Another trend I’m seeing, which is a huge improvement over the past ten years or so, are the kind of assessments, or instruments, that are available to help people develop their self-awareness exponentially and to gain a much, much deeper understanding of what they do, how they do it, and why they do it, and then to be able to leverage that knowledge for greater performance and leadership effectiveness.

A third trend focuses on how important it is to organize and develop around a leader’s strengths and neutralize his or her weaknesses.  Still in America today, more training money is spent on trying to fix people than on trying to develop their strengths.  What we see is there’s more and more of a move to recognizing that uniqueness and developing according to the strength and the talent that a leader already has instead of trying to put something in there that’s not there.  If somebody is a quick decision maker and another person is a deliberate decision maker, instead of trying to change them and say that the fast decision maker has to slow down and the slow decision maker needs to speed up, we’re saying that, no, their tendency is what it is.  If somebody is a deliberate decision maker, how can we make him the most precise, the most analytical, the most comprehensive deliberate decision maker?  How do we help people to leverage those tendencies, because we need all kinds of decision makers?  Instead of trying to change people, how do we help them become the very most accomplished according to their natural style?  So that’s another one of the transitions— is organizing leadership development around strengths rather than trying to change people so much.

The fourth trend is a problem with succession.  A lot of organizations, not just in the United States but around the world, are having a difficult time finding the next generation of leaders.  This is because of the demographics— we have fewer people in the workplace as Baby Boomers retire— and this is also because of some of the generational tendencies that exist:  What the millennials value and want to get out of work compared to what the executives are thinking that they need and want to get out of work are very different.  There’s a tremendous war for getting the best talent and holding on to it, and it’s only going to intensify in the next ten years.  Companies really need to think about how they can build loyalty with their top performers if they’re going to hold on to them, because there are a lot of companies and organizations that would be quick to offer them a better deal or better package, so to speak.

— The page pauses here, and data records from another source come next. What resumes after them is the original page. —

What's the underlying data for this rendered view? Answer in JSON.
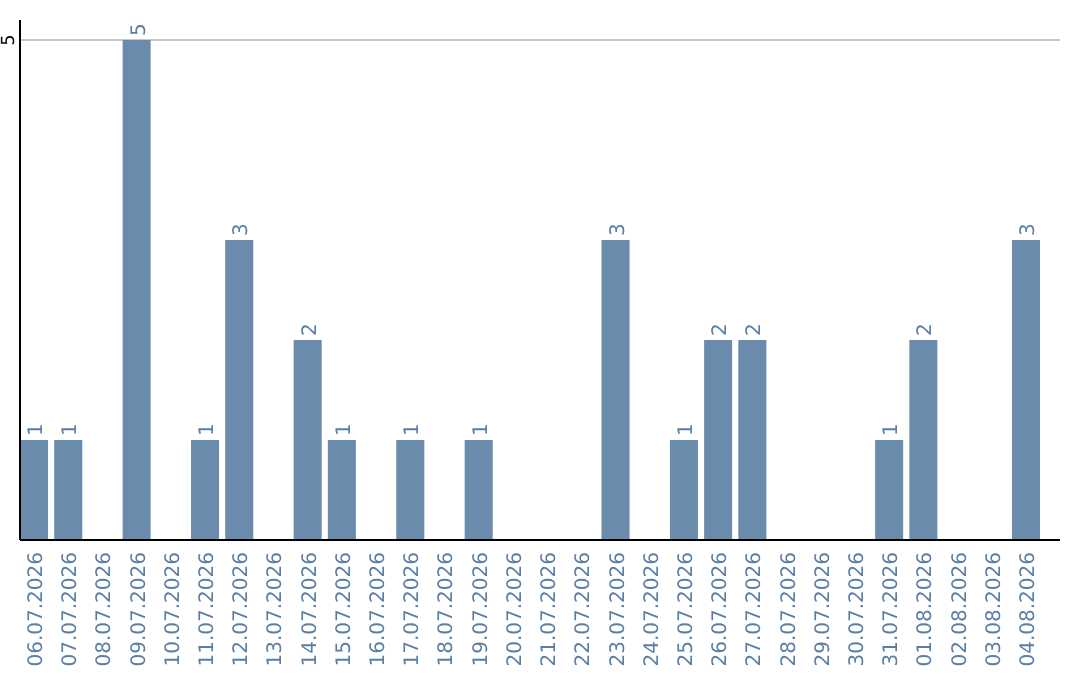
{
  "chart_data": {
    "type": "bar",
    "categories": [
      "06.07.2026",
      "07.07.2026",
      "08.07.2026",
      "09.07.2026",
      "10.07.2026",
      "11.07.2026",
      "12.07.2026",
      "13.07.2026",
      "14.07.2026",
      "15.07.2026",
      "16.07.2026",
      "17.07.2026",
      "18.07.2026",
      "19.07.2026",
      "20.07.2026",
      "21.07.2026",
      "22.07.2026",
      "23.07.2026",
      "24.07.2026",
      "25.07.2026",
      "26.07.2026",
      "27.07.2026",
      "28.07.2026",
      "29.07.2026",
      "30.07.2026",
      "31.07.2026",
      "01.08.2026",
      "02.08.2026",
      "03.08.2026",
      "04.08.2026"
    ],
    "values": [
      1,
      1,
      0,
      5,
      0,
      1,
      3,
      0,
      2,
      1,
      0,
      1,
      0,
      1,
      0,
      0,
      0,
      3,
      0,
      1,
      2,
      2,
      0,
      0,
      0,
      1,
      2,
      0,
      0,
      3
    ],
    "value_labels": [
      "1",
      "1",
      null,
      "5",
      null,
      "1",
      "3",
      null,
      "2",
      "1",
      null,
      "1",
      null,
      "1",
      null,
      null,
      null,
      "3",
      null,
      "1",
      "2",
      "2",
      null,
      null,
      null,
      "1",
      "2",
      null,
      null,
      "3"
    ],
    "color": "#6a8bab",
    "ylim": [
      0,
      5.2
    ],
    "yticks": [
      5
    ],
    "grid": "y"
  }
}
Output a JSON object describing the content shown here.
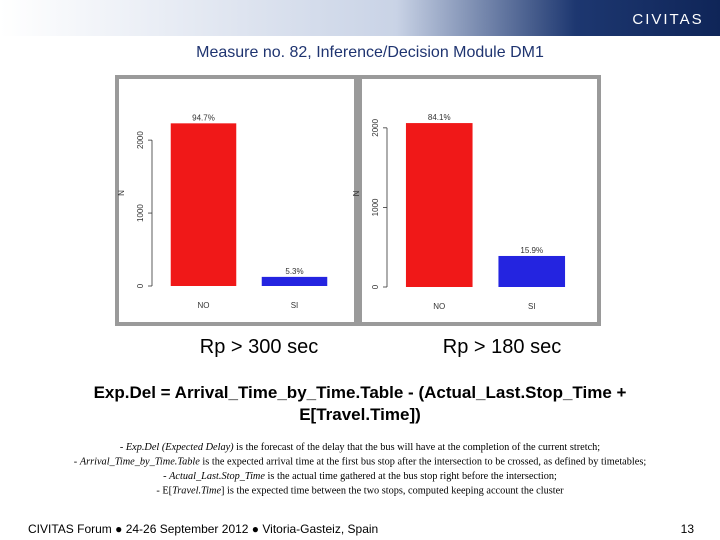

The last trend in leadership that we see is the awareness of how important personal accountability is to leadership effectiveness.  This kind of personal accountability touches not only on character, but also on the leader’s commitment to continually learn and to continually develop his or her expertise— she recognizes that she has to get better and better every day and can’t just rest on her laurels because of an advanced degree or because of some past job somewhere else.  The constant learning and growing is an important part of the accountability. All our research points to personal accountability as being one of the most important skills or competencies that companies or organizations are looking for in their top leaders.